The infamous BSOD, or "Blue Screen of Death" is a serious issue, also known as a "Stop error." When your computer encounters a serious problem, Windows will stop working to prevent any damage to your computer, operating system or other software. The majority of blue screen crashes are caused by faulty drivers or hardware. Although there are numerous possible reasons for a blue screen crash overall, carrying out the following tasks will get rid of many of them.

1 - Use System Restore
The most effective way to deal with most system failures is to consider what happened between when the computer was working perfectly and when it started to crash. Did you install an update driver, a new hardware device or a Windows Update? If you made a significant change such as either of these, then it is most likely that this caused the problem.

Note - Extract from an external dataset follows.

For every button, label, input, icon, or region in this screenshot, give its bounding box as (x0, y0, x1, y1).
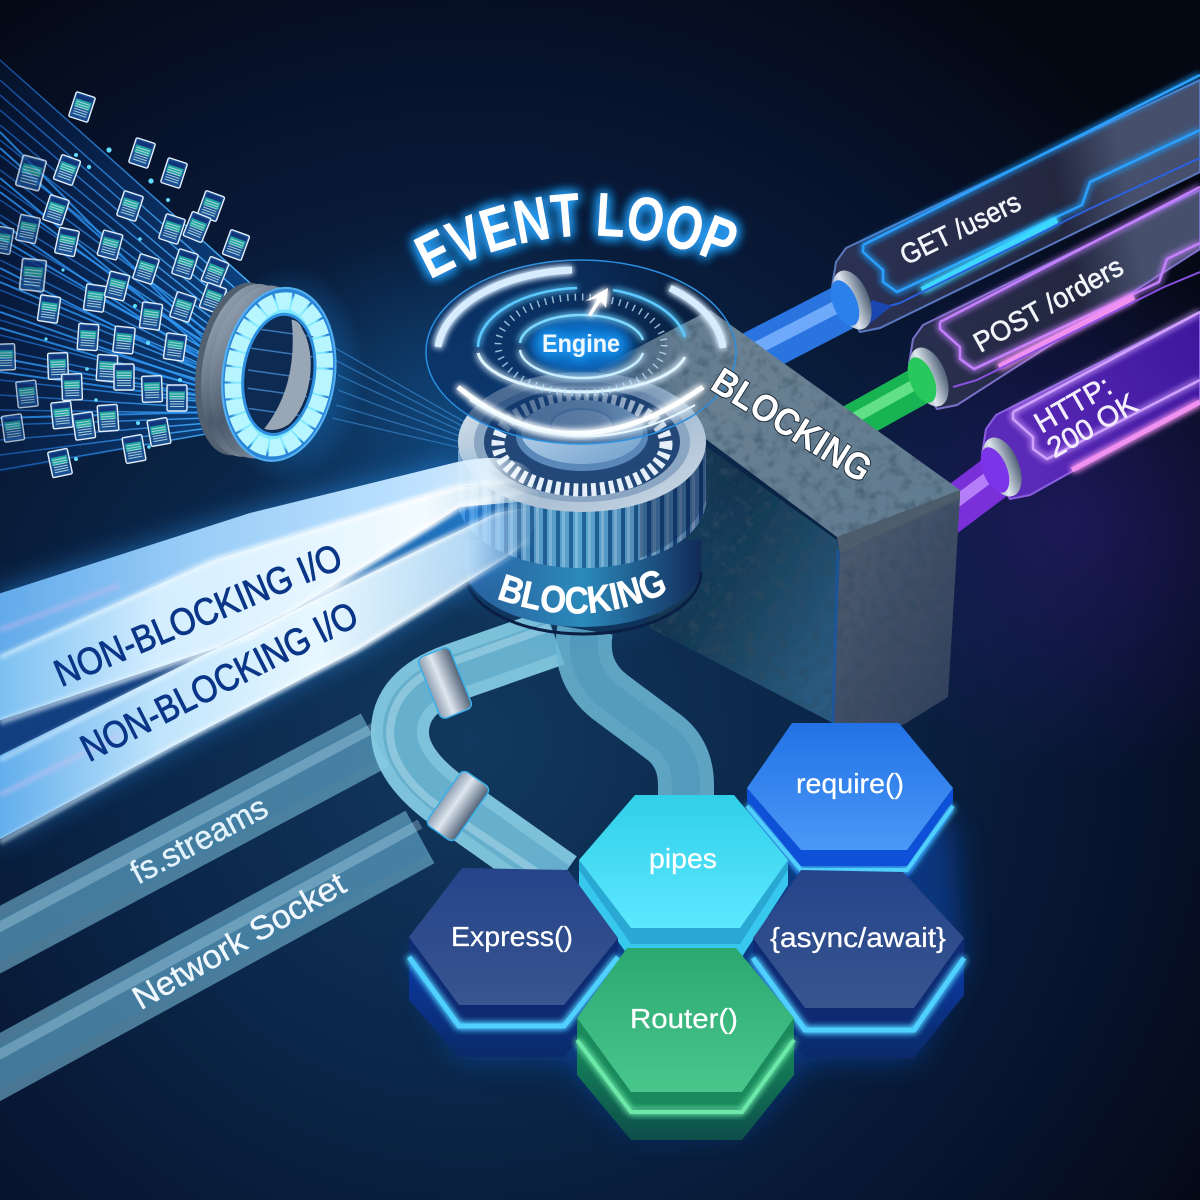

Using system restore will restore your computer to an earlier point in time. Type "System Restore" into the start menu search box and press Enter. Restore your computer to the most recent time when it was running without issues.

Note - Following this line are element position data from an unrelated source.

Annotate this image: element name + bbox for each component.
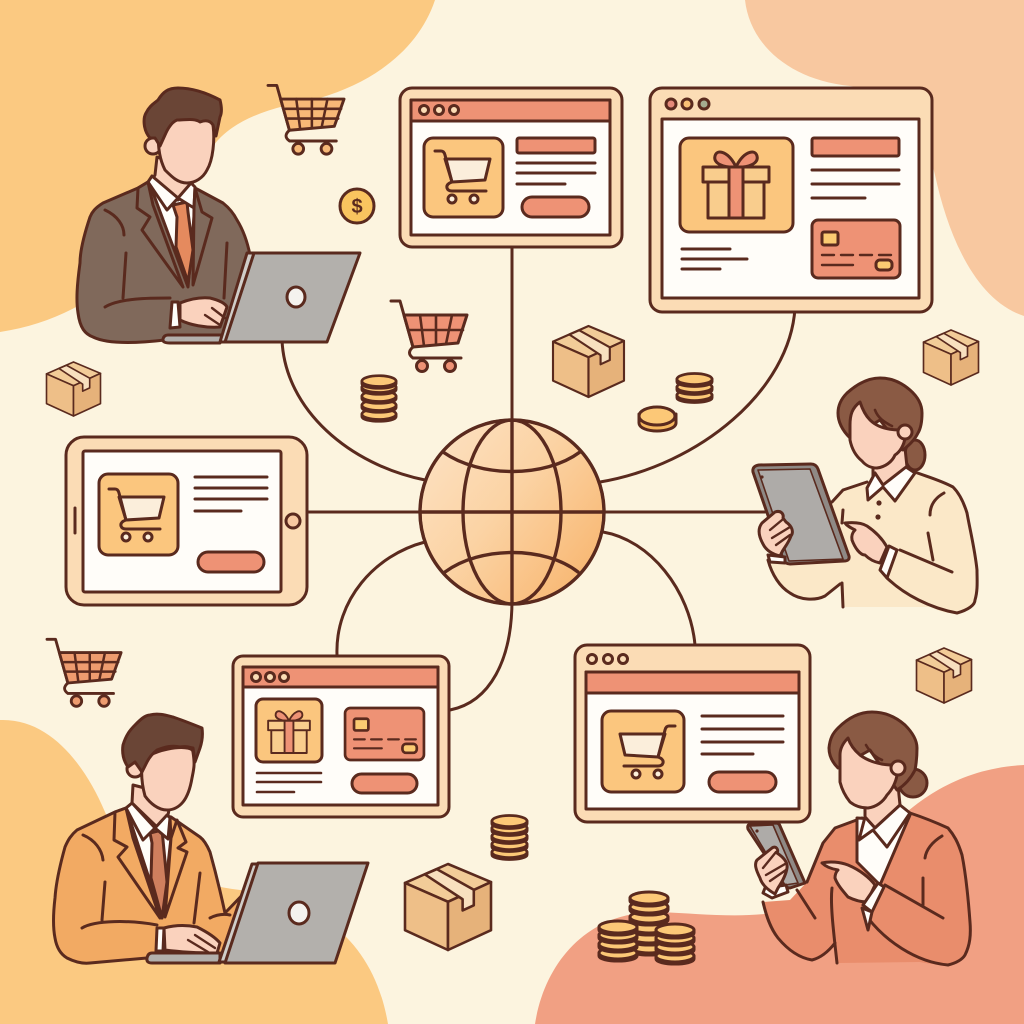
neck: [132, 785, 172, 827]
right cuff: [863, 883, 884, 912]
browser window: gift bottom left: [233, 656, 449, 817]
laptop base: [147, 953, 220, 963]
phone: [748, 823, 805, 888]
window dots: [252, 672, 288, 682]
white shirt: [857, 815, 910, 885]
face: [850, 402, 905, 468]
collar: [126, 803, 170, 840]
ear: [145, 138, 161, 154]
text lines: [702, 716, 783, 754]
buy button: [198, 552, 264, 572]
lapels: [114, 808, 187, 918]
bun: [905, 440, 925, 470]
cardigan outline: [763, 813, 970, 965]
buy button: [352, 774, 417, 793]
browser window: gift and card top right: [650, 88, 932, 312]
icon: dollar coin: $: [351, 196, 363, 218]
laptop screen: [225, 863, 368, 963]
hair: [123, 714, 202, 772]
laptop screen: [225, 253, 360, 342]
cart tile: [602, 711, 684, 792]
window dots: [588, 654, 628, 664]
icon: box bottom: [405, 864, 491, 950]
fingers: [188, 935, 215, 952]
header bar: [586, 672, 799, 693]
cuff: [170, 302, 180, 328]
text lines: [195, 477, 267, 511]
text lines: [257, 773, 321, 792]
buy button: [522, 197, 589, 217]
icon: dollar coin: [340, 189, 374, 223]
laptop logo: [287, 287, 305, 307]
fringe line: [875, 410, 892, 426]
globe: [420, 420, 604, 604]
shirt: [152, 187, 195, 287]
tie: [150, 830, 167, 918]
fingers: [205, 308, 225, 325]
title bar: [517, 138, 595, 153]
collar: [867, 467, 915, 501]
hair back: [838, 378, 922, 450]
icon: coin stack left of globe: [362, 376, 396, 421]
tablet storefront: [66, 437, 307, 605]
ear: [127, 761, 143, 777]
right hand: [822, 862, 875, 902]
suit lines: [105, 210, 227, 307]
background blob: bottom right: [535, 765, 1024, 1024]
collar: [148, 176, 195, 210]
laptop base: [163, 335, 222, 343]
person: businessman with laptop bottom left: [54, 714, 368, 963]
window dots: [666, 99, 709, 109]
face: [840, 738, 897, 808]
side mark: [74, 508, 76, 533]
icon: single coin: [639, 407, 676, 431]
text lines: [517, 163, 595, 184]
icon: coin pile bottom: [599, 892, 694, 964]
browser window: cart product top centre: [400, 88, 622, 247]
tie: [173, 202, 193, 282]
fringe line: [866, 745, 882, 760]
cart tile: [424, 138, 503, 217]
tablet: [753, 464, 849, 564]
window dots: [420, 106, 458, 114]
icon: box left: [46, 362, 100, 416]
sweater outline: [768, 472, 977, 613]
icon: cart top: [268, 85, 344, 154]
credit card: [345, 708, 424, 760]
hand: [180, 298, 227, 327]
network connector lines: [282, 245, 795, 710]
background blob: top left: [0, 0, 435, 332]
cardigan fill: [763, 813, 970, 965]
ear: [898, 425, 912, 439]
neck: [152, 157, 193, 200]
title bar: [812, 138, 899, 156]
collar: [859, 805, 910, 847]
caption lines: [682, 249, 747, 269]
background blob: top right: [745, 0, 1024, 316]
left fingers: [770, 520, 790, 545]
sweater fill: [768, 472, 977, 613]
person: woman with phone bottom right: [748, 712, 970, 965]
icon: cart left: [47, 639, 121, 706]
bun: [899, 769, 927, 797]
text lines: [812, 170, 899, 198]
suit: [77, 182, 250, 342]
neck: [873, 448, 907, 487]
icon: coin stack right of globe: [677, 374, 712, 402]
left hand: [756, 847, 787, 894]
hair back: [829, 712, 917, 790]
person: woman with tablet right: [753, 378, 977, 613]
icon: box lower right: [916, 648, 972, 703]
header bar: [243, 667, 438, 687]
person: businessman with laptop top left: [77, 88, 360, 343]
laptop logo: [289, 902, 309, 924]
gift tile: [256, 699, 322, 762]
ear: [891, 761, 905, 775]
left hand: [759, 511, 792, 556]
icon: box centre: [553, 326, 624, 397]
icon: coin stack lower centre: [492, 816, 527, 859]
cuff: [768, 555, 785, 563]
neck: [865, 785, 900, 828]
sweater buttons: [875, 500, 882, 520]
cart tile: [99, 474, 178, 555]
gift tile: [680, 138, 793, 232]
hand: [164, 926, 220, 953]
left fingers: [763, 852, 786, 881]
face: [142, 748, 194, 810]
shirt tail: [862, 908, 872, 930]
hair: [144, 88, 222, 146]
cuff: [156, 928, 164, 951]
home button: [286, 514, 300, 528]
browser window: cart bottom right: [575, 645, 810, 822]
icon: cart middle: [391, 301, 467, 372]
header bar: [411, 100, 610, 121]
suit: [54, 808, 252, 963]
icon: box top right: [924, 330, 978, 385]
lapels: [137, 182, 212, 287]
right hand: [845, 523, 887, 563]
background blob: bottom left: [0, 720, 388, 1024]
face: [158, 117, 214, 183]
suit lines: [82, 835, 230, 928]
shirt: [130, 818, 171, 918]
laptop hinge strip: [220, 253, 256, 342]
right cuff: [880, 546, 897, 578]
credit card: [812, 220, 900, 278]
buy button: [709, 772, 776, 792]
cuff: [763, 885, 788, 898]
laptop hinge strip: [219, 864, 262, 962]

Alternatively, you can start up your computer using the last known good configuration. This option will typically appear on the boot screen when you attempt to start Windows after a crash.

2 - Boot Up into Safe Mode to Fix Problems
Starting up Windows in safe mode prevents any non-essential drivers or services from starting up, allowing you to solve problems through trial and error. Restart your computer and press F8 on your keyboard before the Windows boot screen appears. From the advanced startup menu, choose "Safe Mode with Networking." Windows should start up in safe mode with the Internet still enabled.
In safe mode, thoroughly scan your computer for malware using an up-to-date antivirus program. When you've done this, run Windows Update and install all critical and recommended updates.
Finally, open your start menu and click "Computer." Right-click on your primary hard drive (the one Windows is installed on) and click "Properties." Click the "Tools" tab and, under the "Error-checking" section, click "Check now." Windows will scan your hard disk for errors when you restart the computer.

3 - Change BIOS Settings Back to Default
If you have made any changes in the system BIOS, this may be a cause of the blue screen crashes. If you have done anything like change memory timings, overclocked the processor or changed any other advanced system settings, then revert your BIOS back to default factory settings. If you can't remember how to access the BIOS, it is usually accessible by pressing "del" or "F2" on your keyboard before Windows starts to load.